There are a number of places where these records are kept. On a daily level, these records are known as daybooks. There is the sales daybook, which is where a book keeper records sales invoices, usually on the spot sales made by an organization. The sales credit daybook is for sales made on credit, a book that is growing ever more important in an era of credit cards and other payment methods. On the other hand, the purchases daybook is where the bookkeeper records all the purchase invoices, where by the business records the expenses other businesses charge them for daily operations. The purchases debit daybook is where all the purchase debit notes are recorded, a complicated matter that all book keepers should be ready to handle. There is also the cash daybook, wherein all the money in the form of cash or similarly liquid assets are received and spent by a business, which may be split into two separate books, one for cash spent and one for cash received.

Of course, the records kept by a bookkeeper are basically just records, usually made on the spot and then recorded into the daybooks at the end of the business day or even an employee’s shift at the workplace. These records are considered the “trial balance stage” of an organization’s transaction records, usually spanning no more than a day or at most a week at a time. The trial balance stage is the first stage of the accounting process, where very little worthwhile information can be found easily, instead requiring a closer look to get a broader picture of the organization’s financial situation.

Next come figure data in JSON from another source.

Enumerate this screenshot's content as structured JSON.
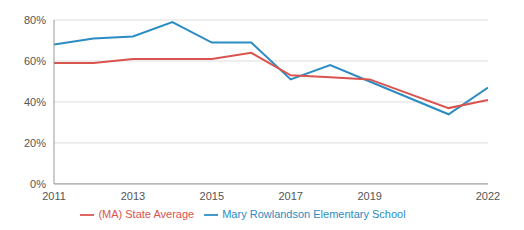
{
  "chart_data": {
    "type": "line",
    "x": [
      2011,
      2012,
      2013,
      2014,
      2015,
      2016,
      2017,
      2018,
      2019,
      2021,
      2022
    ],
    "series": [
      {
        "name": "Mary Rowlandson Elementary School",
        "color": "#2b8cc4",
        "values": [
          68,
          71,
          72,
          79,
          69,
          69,
          51,
          58,
          50,
          34,
          47
        ]
      },
      {
        "name": "(MA) State Average",
        "color": "#d9534f",
        "values": [
          59,
          59,
          61,
          61,
          61,
          64,
          53,
          52,
          51,
          37,
          41
        ]
      }
    ],
    "xlim": [
      2011,
      2022
    ],
    "xticks": [
      2011,
      2013,
      2015,
      2017,
      2019,
      2022
    ],
    "ylim": [
      0,
      80
    ],
    "yticks": [
      {
        "value": 0,
        "label": "0%"
      },
      {
        "value": 20,
        "label": "20%"
      },
      {
        "value": 40,
        "label": "40%"
      },
      {
        "value": 60,
        "label": "60%"
      },
      {
        "value": 80,
        "label": "80%"
      }
    ],
    "grid": true,
    "legend": "bottom"
  }
}
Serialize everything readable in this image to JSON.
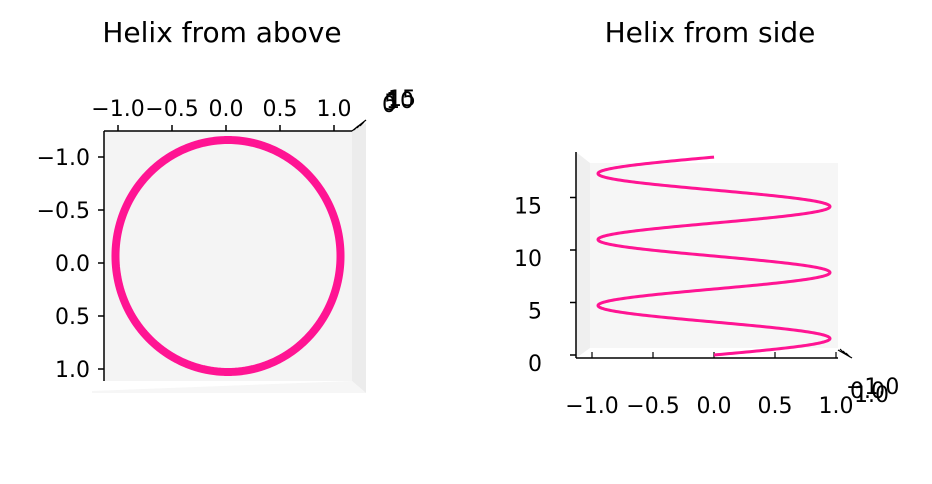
{
  "colors": {
    "line": "#ff1493",
    "pane": "#f4f4f4",
    "pane_side": "#ececec",
    "axis": "#000000"
  },
  "chart_data": [
    {
      "type": "line",
      "projection": "3d-top-view",
      "title": "Helix from above",
      "xlabel": "",
      "ylabel": "",
      "xlim": [
        -1.0,
        1.0
      ],
      "ylim": [
        -1.0,
        1.0
      ],
      "zlim": [
        0,
        18.85
      ],
      "x_ticks": [
        "−1.0",
        "−0.5",
        "0.0",
        "0.5",
        "1.0"
      ],
      "y_ticks": [
        "−1.0",
        "−0.5",
        "0.0",
        "0.5",
        "1.0"
      ],
      "z_ticks": [
        "0",
        "5",
        "10",
        "15"
      ],
      "series": [
        {
          "t_range": [
            0,
            18.85
          ],
          "x": "cos(t)",
          "y": "sin(t)",
          "z": "t",
          "points": 600
        }
      ]
    },
    {
      "type": "line",
      "projection": "3d-side-view",
      "title": "Helix from side",
      "xlabel": "",
      "ylabel": "",
      "xlim": [
        -1.0,
        1.0
      ],
      "ylim": [
        -1.0,
        1.0
      ],
      "zlim": [
        0,
        18.85
      ],
      "x_ticks": [
        "−1.0",
        "−0.5",
        "0.0",
        "0.5",
        "1.0"
      ],
      "y_ticks": [
        "−1.0",
        "0.0",
        "1.0"
      ],
      "z_ticks": [
        "0",
        "5",
        "10",
        "15"
      ],
      "series": [
        {
          "t_range": [
            0,
            18.85
          ],
          "x": "cos(t)",
          "y": "sin(t)",
          "z": "t",
          "points": 600
        }
      ]
    }
  ]
}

Income Statements and Balance Sheets

From there, the full depths of the assets transferred tends to call for a business owner or their accountant to actually prepare sound, financially coherent reports about the actual depths of the financial situation of an organization, whatever that situation may be.

From the trial balance stage, an accountant then takes the bookkeeper’s records and transforms them into income statements and balance sheets, both invaluable tools for keeping the full picture of a business visible to its owners and others.